Hoe laminaatvloeren acclimatiseren

Ook hier heeft elke fabrikant zijn eigen aanbevelingen voor het acclimatiseren van hun laminaatvloeren en het is het beste die op te volgen. Hieronder staan echter algemene richtlijnen die voor de meeste fabrikanten gelden en die je kunt volgen.

Nadat je je ervan vergewist hebt dat de kamer een stabiele vochtigheidsgraad en temperatuur heeft, begin je de kartonnen dozen in het midden van de vloer te plaatsen. Leg ze plat naast elkaar. Het openen van de dozen is nu nog niet nodig en moet gesloten gehouden worden.

Houd de dozen uit de buurt van de buitenmuren. Ze moeten minstens 3 voet van de buitenmuren staan. Houd ze ook uit de buurt van eventuele verwarmings- en koelingsventilatoren.
Ze moeten minstens 48 tot 72 uur, of 2 -3 dagen, in de kamer zitten. Zo krijgen de planken voldoende tijd om zich aan de vochtigheidsgraad en temperatuur van de kamer aan te passen.

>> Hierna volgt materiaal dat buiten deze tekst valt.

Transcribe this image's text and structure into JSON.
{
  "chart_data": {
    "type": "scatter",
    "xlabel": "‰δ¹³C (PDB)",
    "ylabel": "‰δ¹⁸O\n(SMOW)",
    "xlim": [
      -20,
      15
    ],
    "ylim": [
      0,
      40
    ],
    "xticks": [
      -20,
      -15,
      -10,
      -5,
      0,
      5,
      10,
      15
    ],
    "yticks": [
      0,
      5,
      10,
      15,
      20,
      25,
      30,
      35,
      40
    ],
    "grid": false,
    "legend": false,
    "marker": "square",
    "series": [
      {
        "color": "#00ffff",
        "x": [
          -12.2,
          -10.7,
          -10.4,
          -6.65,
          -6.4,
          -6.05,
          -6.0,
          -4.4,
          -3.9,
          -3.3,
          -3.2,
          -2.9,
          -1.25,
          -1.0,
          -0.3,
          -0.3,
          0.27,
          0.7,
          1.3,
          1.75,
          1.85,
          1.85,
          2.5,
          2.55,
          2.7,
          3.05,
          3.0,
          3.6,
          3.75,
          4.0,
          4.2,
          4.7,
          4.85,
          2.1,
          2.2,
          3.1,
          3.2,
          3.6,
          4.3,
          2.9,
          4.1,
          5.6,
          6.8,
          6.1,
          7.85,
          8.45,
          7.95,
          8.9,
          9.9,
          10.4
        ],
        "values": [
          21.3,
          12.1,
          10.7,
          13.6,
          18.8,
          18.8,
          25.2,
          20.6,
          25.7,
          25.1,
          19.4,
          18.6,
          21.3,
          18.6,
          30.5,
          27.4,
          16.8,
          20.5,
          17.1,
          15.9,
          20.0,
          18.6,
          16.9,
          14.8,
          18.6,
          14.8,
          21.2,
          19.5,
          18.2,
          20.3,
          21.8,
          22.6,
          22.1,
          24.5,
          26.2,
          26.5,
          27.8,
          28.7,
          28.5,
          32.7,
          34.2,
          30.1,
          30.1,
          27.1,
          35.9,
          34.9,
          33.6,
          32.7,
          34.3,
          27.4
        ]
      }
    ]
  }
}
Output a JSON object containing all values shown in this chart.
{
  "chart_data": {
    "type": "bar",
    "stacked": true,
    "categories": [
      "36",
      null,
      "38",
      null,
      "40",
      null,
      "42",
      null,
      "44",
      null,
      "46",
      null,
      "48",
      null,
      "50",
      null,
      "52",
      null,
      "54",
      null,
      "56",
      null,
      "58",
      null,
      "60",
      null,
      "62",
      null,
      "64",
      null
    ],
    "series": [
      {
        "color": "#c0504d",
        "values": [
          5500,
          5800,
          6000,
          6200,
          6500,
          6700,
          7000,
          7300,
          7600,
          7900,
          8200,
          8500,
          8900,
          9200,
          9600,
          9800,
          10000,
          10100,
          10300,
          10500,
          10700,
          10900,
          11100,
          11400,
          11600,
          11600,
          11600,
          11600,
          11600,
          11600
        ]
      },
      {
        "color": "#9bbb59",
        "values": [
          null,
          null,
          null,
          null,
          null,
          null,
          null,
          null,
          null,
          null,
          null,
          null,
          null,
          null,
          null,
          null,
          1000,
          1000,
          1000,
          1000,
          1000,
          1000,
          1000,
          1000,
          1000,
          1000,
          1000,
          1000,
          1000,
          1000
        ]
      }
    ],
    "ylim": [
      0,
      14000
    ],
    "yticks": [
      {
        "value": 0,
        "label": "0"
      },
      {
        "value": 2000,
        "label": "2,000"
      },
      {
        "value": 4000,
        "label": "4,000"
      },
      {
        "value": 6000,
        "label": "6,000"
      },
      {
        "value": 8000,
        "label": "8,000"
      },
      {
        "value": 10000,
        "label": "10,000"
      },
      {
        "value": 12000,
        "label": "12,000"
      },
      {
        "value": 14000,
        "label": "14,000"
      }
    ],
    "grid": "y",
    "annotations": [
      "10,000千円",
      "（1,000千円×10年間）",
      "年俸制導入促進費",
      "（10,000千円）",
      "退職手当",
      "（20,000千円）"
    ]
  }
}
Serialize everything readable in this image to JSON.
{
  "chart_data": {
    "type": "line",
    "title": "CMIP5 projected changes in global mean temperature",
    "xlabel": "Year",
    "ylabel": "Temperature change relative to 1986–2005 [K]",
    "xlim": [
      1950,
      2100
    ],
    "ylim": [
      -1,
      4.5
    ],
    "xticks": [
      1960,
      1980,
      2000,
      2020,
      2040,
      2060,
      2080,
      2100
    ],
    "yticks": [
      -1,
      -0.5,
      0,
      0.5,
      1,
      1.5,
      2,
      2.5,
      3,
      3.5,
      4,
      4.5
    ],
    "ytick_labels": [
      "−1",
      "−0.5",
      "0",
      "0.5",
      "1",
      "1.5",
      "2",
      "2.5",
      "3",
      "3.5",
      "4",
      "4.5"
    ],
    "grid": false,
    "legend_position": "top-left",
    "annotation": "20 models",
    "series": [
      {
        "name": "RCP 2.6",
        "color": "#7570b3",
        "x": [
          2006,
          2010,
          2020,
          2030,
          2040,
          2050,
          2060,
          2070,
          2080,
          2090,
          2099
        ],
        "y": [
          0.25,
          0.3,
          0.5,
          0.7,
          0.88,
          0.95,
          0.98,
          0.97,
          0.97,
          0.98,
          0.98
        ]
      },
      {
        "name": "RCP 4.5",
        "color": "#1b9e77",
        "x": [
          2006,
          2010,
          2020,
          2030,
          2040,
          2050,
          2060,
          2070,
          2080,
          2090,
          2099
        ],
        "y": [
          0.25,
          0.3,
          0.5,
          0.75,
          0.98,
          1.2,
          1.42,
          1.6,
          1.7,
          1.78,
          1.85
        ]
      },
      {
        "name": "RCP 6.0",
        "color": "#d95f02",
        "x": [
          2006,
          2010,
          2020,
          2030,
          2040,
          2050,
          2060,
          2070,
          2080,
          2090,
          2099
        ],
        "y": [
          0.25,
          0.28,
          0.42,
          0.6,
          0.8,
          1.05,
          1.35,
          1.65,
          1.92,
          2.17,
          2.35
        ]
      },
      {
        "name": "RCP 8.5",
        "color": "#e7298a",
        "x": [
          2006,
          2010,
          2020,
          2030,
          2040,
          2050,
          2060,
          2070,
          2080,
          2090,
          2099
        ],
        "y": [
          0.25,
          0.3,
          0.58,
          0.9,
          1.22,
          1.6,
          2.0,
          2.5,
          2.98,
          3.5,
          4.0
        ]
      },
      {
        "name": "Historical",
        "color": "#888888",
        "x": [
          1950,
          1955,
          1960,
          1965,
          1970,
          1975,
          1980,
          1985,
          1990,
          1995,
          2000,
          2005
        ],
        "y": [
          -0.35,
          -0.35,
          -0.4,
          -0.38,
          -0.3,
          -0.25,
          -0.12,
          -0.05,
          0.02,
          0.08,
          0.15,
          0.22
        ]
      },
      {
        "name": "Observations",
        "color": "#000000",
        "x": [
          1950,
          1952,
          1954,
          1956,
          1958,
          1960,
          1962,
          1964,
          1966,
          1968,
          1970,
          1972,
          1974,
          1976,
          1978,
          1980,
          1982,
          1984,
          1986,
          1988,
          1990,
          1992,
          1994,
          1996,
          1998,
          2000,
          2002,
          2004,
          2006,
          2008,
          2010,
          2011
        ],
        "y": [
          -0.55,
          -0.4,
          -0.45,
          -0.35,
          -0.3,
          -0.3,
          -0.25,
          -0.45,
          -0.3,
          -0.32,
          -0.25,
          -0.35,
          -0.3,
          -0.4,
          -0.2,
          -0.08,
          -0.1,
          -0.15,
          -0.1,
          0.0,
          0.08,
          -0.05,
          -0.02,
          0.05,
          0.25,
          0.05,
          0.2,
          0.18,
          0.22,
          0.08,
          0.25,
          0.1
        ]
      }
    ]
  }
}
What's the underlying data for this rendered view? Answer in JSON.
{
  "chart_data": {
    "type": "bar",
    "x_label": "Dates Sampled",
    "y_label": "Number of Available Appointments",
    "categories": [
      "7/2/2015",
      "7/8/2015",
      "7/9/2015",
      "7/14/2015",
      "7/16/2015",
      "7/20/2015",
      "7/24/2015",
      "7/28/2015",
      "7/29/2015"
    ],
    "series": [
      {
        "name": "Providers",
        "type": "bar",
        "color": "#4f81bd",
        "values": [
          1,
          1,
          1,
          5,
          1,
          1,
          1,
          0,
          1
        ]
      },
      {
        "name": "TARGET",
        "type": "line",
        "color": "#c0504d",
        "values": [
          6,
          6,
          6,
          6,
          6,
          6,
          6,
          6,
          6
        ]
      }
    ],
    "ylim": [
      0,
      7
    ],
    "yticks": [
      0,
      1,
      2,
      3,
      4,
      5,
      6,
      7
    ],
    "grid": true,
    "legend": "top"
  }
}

Zorg ervoor dat je al je laminaatplanken tegelijk acclimatiseert. Zo kunnen de planken een eenheid worden en zich tegelijk gelijkmatig aanpassen.

Als de 48-72 uur voorbij zijn, kan dan de plaatsing van de laminaatvloer gedaan worden.

Dus nogmaals, om het nog maar eens te herhalen, het is het beste de instructies van de fabrikant over het acclimatiseren van hun eigen product te lezen. Elk heeft zijn eigen aanbevelingen.